Left: Mark Bradford, Let’s Walk to the Middle of the Ocean, 2015. Right: Mark Bradford, Cigarettes and Bubblegum, 2015. Installation views of “Mark Bradford: Be Strong Boquan” at Hauser & Wirth New York, 18th Street, 2015. © Mark Bradford. Photos by Genevieve Hanson, courtesy of the artist and Hauser & Wirth.


“I started looking at cells underneath a microscope, sarcoma,” Bradford says of taking the AIDS crisis as a point of departure for recent works. “But then they started to just become marks. I think the show does have to do with the body, but the body’s not present.” In Dead Hummingbird (2015), sunbursts of red, black, and white grooves gouged into the painting’s surface radiate out around a passage of pure black—loosely recalling the form of a petrified hummingbird on its side. “These fissures, these cuts, and this bloodiness, it’s like skin peeled back. The rawness of skin before it heals up” he explains. “A thrush. The thrush or rash that people with HIV used to get on their skin. You don’t see a lot of that stuff now because of all the medication.”

Less familiar, though he has worked in the medium before, are Bradford’s video works, one of which debuts at Hauser & Wirth. A vast banner video spanning the entrance (and the gallery’s entire width), Deimos (2015) plays a short loop in which disembodied orange and brown rollerskate wheels, the worn relics of New York’s 1970s roller-disco scene, spin from one end to the other, to the sound of the disco icon Sylvester’s “Grateful.” This marks something of a homecoming for those wheels, which are leftover from the bygone days of the The Roxy—a legendary gay dancehall and roller disco once located at the corner of Manhattan’s 18th Street where the gallery now stands—and which for years gathered dust in the gallery’s backroom. At some point over the last few years, the gallery’s directors decided to send the stockpile of old skate wheels to Bradford’s L.A. studio, resulting in this light, whimsical ode to an era.

Installation view of “Mark Bradford: Be Strong Boquan” at Hauser & Wirth New York, 18th Street, 2015. © Mark Bradford. Photo by Genevieve Hanson, courtesy of the artist and Hauser & Wirth.

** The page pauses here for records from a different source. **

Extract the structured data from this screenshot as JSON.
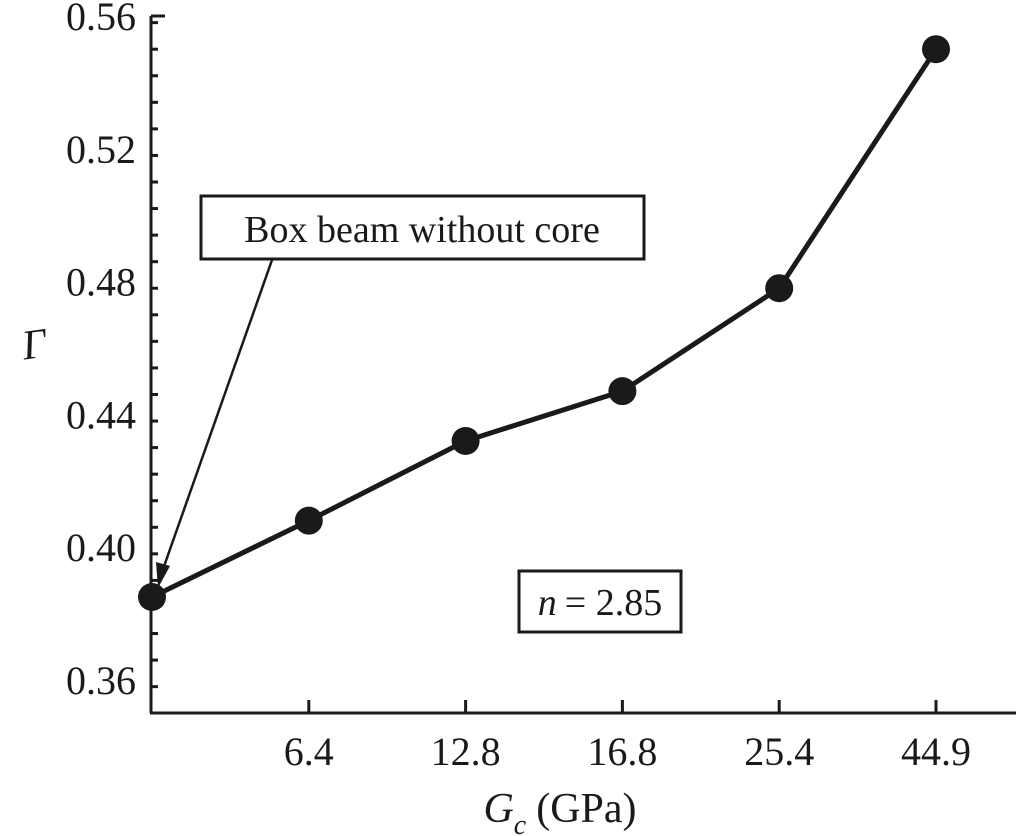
{
  "chart_data": {
    "type": "line",
    "title": "",
    "xlabel": "G_c (GPa)",
    "xlabel_main": "G",
    "xlabel_sub": "c",
    "xlabel_unit": "(GPa)",
    "ylabel": "Γ",
    "categories": [
      "",
      "6.4",
      "12.8",
      "16.8",
      "25.4",
      "44.9"
    ],
    "x": [
      0,
      6.4,
      12.8,
      16.8,
      25.4,
      44.9
    ],
    "series": [
      {
        "name": "Γ vs G_c",
        "values": [
          0.385,
          0.408,
          0.432,
          0.447,
          0.478,
          0.55
        ],
        "marker": "filled-circle",
        "color": "#1a1a1a"
      }
    ],
    "ylim": [
      0.35,
      0.56
    ],
    "yticks": [
      "0.36",
      "0.40",
      "0.44",
      "0.48",
      "0.52",
      "0.56"
    ],
    "ytick_values": [
      0.36,
      0.4,
      0.44,
      0.48,
      0.52,
      0.56
    ],
    "y_minor_step": 0.008,
    "grid": false,
    "legend": null,
    "annotations": [
      {
        "text": "Box beam without core",
        "type": "boxed-arrow",
        "points_to_index": 0
      },
      {
        "text": "n = 2.85",
        "type": "boxed-label",
        "var": "n",
        "eq": "= 2.85"
      }
    ]
  }
}
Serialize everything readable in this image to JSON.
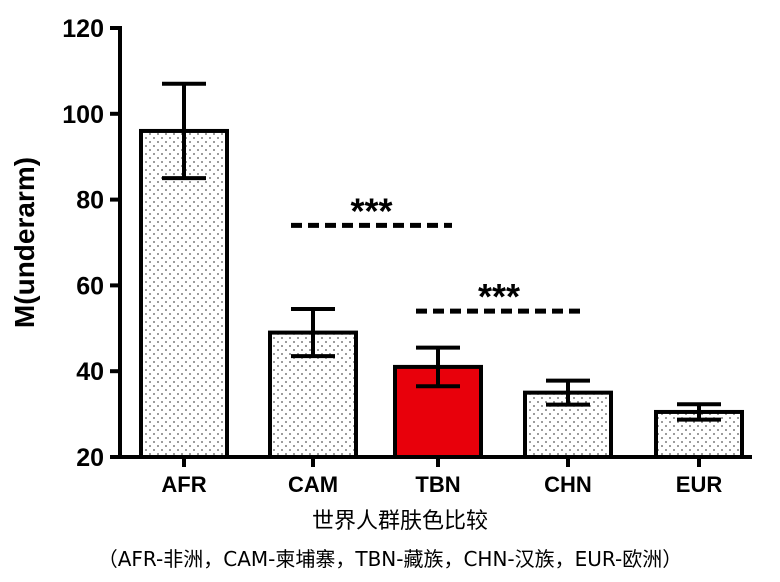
{
  "chart_data": {
    "type": "bar",
    "categories": [
      "AFR",
      "CAM",
      "TBN",
      "CHN",
      "EUR"
    ],
    "values": [
      96,
      49,
      41,
      35,
      30.5
    ],
    "errors": [
      11,
      5.5,
      4.5,
      2.8,
      1.8
    ],
    "ylabel": "M(underarm)",
    "xlabel": "世界人群肤色比较",
    "caption": "（AFR-非洲，CAM-柬埔寨，TBN-藏族，CHN-汉族，EUR-欧洲）",
    "ylim": [
      20,
      120
    ],
    "yticks": [
      20,
      40,
      60,
      80,
      100,
      120
    ],
    "highlight_category": "TBN",
    "colors": {
      "bar_fill": "#ffffff",
      "highlight_fill": "#e8000b",
      "stroke": "#000000",
      "dots": "#555555"
    },
    "significance": [
      {
        "from": "CAM",
        "to": "TBN",
        "label": "***",
        "y": 74
      },
      {
        "from": "TBN",
        "to": "CHN",
        "label": "***",
        "y": 54
      }
    ]
  }
}
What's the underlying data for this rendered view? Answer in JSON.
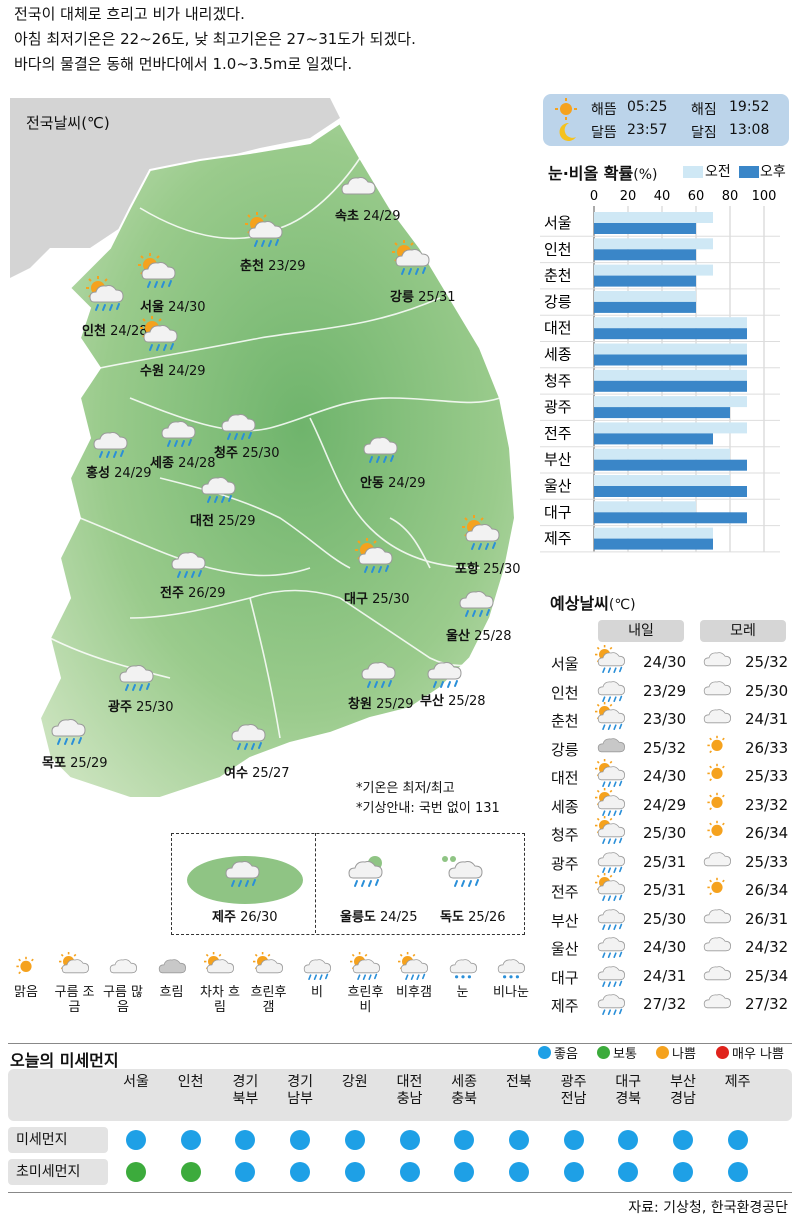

The real showstopper, however, is the six-minute-long video Spiderman (2015), in which Bradford assumes the role of a black stand-up comedian, riffing on Eddie Murphy’s 1983 comedy Delirious—except the artist’s image is absent. Rather, his disembodied voice can be heard sending up various facets of African American culture in flamboyant vernacular. A red spotlight signals the presence of an invisible performer in front of a black screen on which his words roll out in text form, synchronized, like the subtitles in a karaoke set. The words bounce in staccato, dance, and fade according to Bradford’s rhythms and intonations. “It’s every single person I’ve ever seen in the hair salon. This history, this oral history and comedy,” he says. “You can use comedy to talk about social issues. Because I grew up in a hair salon, I was always in charge of telling the stories. I was Marco Polo, I traveled all over the world and brought the stories back. So I learned how to tell stories.”

Traces—of a performance, a process, a memory, a roller disco, or a body—are at the center of Bradford’s concerns as an artist and at the heart of his impulse toward abstraction. “When it comes to the big topics like race, I’m a shadow person,” he explains to a crowd at the preview. “I stand back and I move things around. I think that’s the only way that I can play with and understand these big, heavy subjects. I play with them in the shadows.”

—Tess Thackara

“Be Strong, Boquan” is on view at Hauser & Wirth, New York, Nov. 7th–Dec. 23rd, 2015.